Kripke doesn't seem to go as far as this. I'm wondering, therefore, whether your criticism in 3. ('Kripke's Begging the Question') is really fair. But let's look at the crucial paragraph in PI, 201. 'If everything can be made out to accord with the rule, then it can also be made to conflict with it. And so there would be neither accord nor conflict here.' Wittgenstein goes on to say, 'It can be seen that there is a MISUNDERSTANDING here...'. Kripke seems to want to agree that there is no such thing as 'accord' or 'conflict' with a rule. The rule has no logical power to constrain what we do therefore we are free do what we like. 'Each new application we make is a leap in the dark.'

Wittgenstein's reply to this would be, 'There is a way of grasping a rule which is NOT AN INTERPRETATION.' In other words, there ARE rules, and we DO grasp them. We show that we grasp them by what we do 'in actual cases'. This is 'naturalized Platonism'. It is perfectly OK to talk about meanings - provided that one is not tempted by the illusion of 'superlative facts' lying behind our ordinary practice of discussing and criticizing one another's use of words.

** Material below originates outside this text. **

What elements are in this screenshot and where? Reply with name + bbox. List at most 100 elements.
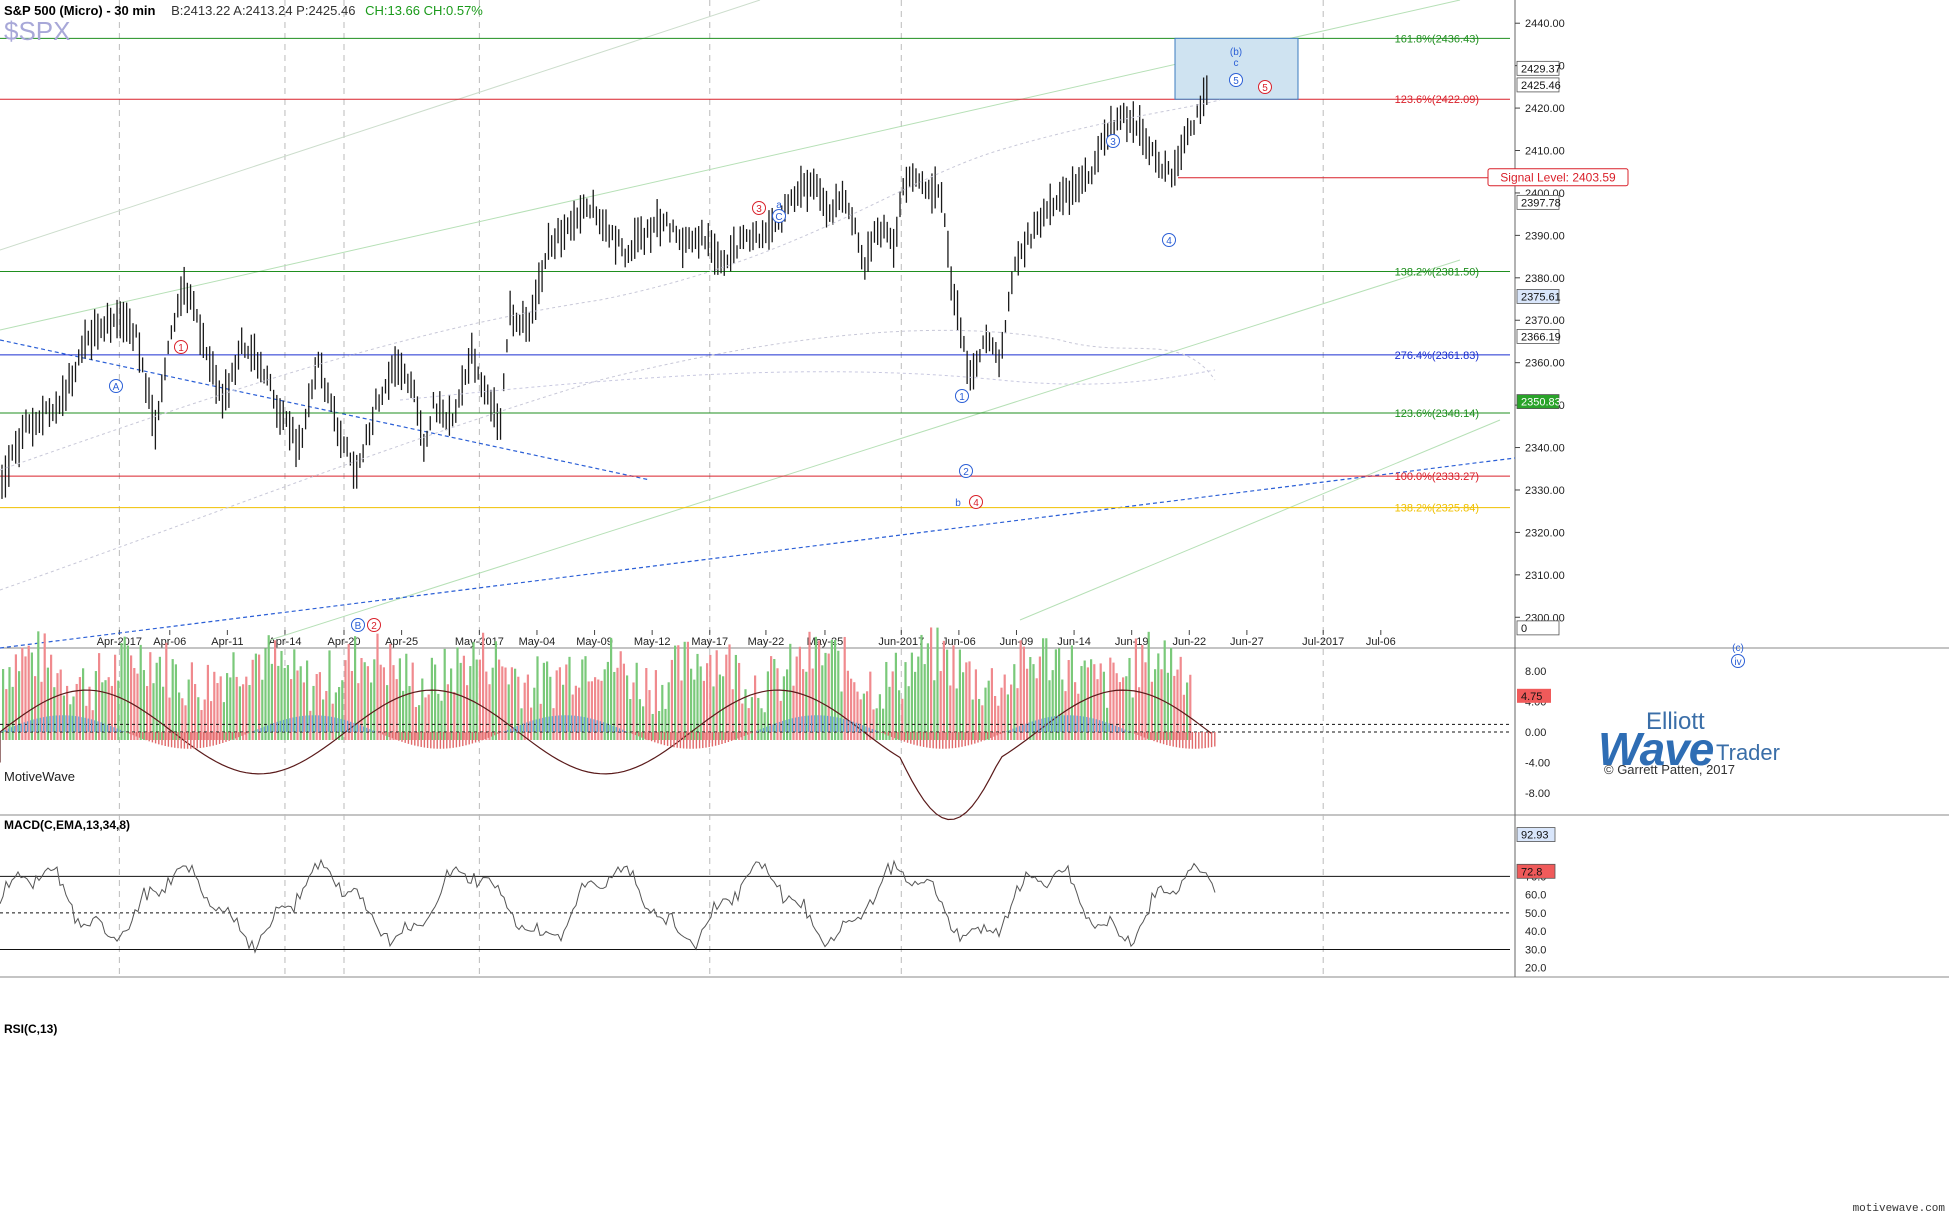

I think that you and Kripke are both right about the private language argument. The point is that there IS no single argument which deserves the label, 'private language argument'. 202 is a version of 'the' private language argument, and so is 258 (sensation 'S'), and so is 293 (beetle in the box). AND all the bits in between.

There are rules by virtue of which a person's use of words is evaluated as 'right' or 'wrong'. These rules presuppose the existence of a community and a 'form of life'. The philosopher who falls under the illusion of the 'private object' believes that he/she has found an object which the mind is so 'close' to the subject to that it is impossible to be 'wrong' about it. But this is complete nonsense. If you can't be 'wrong' then you can't be 'right' either. It's as simple as that. The way to read what Wittgenstein says about 'private language' is as responses to numerous attempts to defend the vision of the private object - all of which fail, for different - and interesting - reasons.

You say at one point, 'It is not the denial of a private inner realm of phenomena but it is nonsense to take it into consideration. The essential thing about inner experience is that nobody knows whether other people also have this or something else.' Wittgenstein would take that statement as an expression of the illusion that he is battling against (cf. the beetle in the box). Yes, he is not denying an inner realm of phenomena. He is not denying that we have pains, and do not merely exhibit pain behaviour etc. etc. But he would strongly reject the idea that I can never know whether my THIS (e.g. looking up at a blue sky) is the same or different (e.g. same or different colour - but we needn't stop there) from your THIS.

One possible reason why one might make this mistake is that Wittgenstein himself gives the example of sensation 'S'. So one is tempted to read his argument as saying that we 'have' S all right, but just can't talk about it, we can't introduce the term 'S' into the language game. Hence your example of the useless chess piece. However, this misses the point that this is a hypothesis which Wittgenstein is setting up for the sake of reductio ad absurdum. We do have sensations - including sensations we have never experienced before - but this is NOT how we refer to them.

I could go on, but I'll stop there. I haven't mentioned all the things I liked in your essay, so you might get the wrong impression. Overall, this is not a bad piece of work.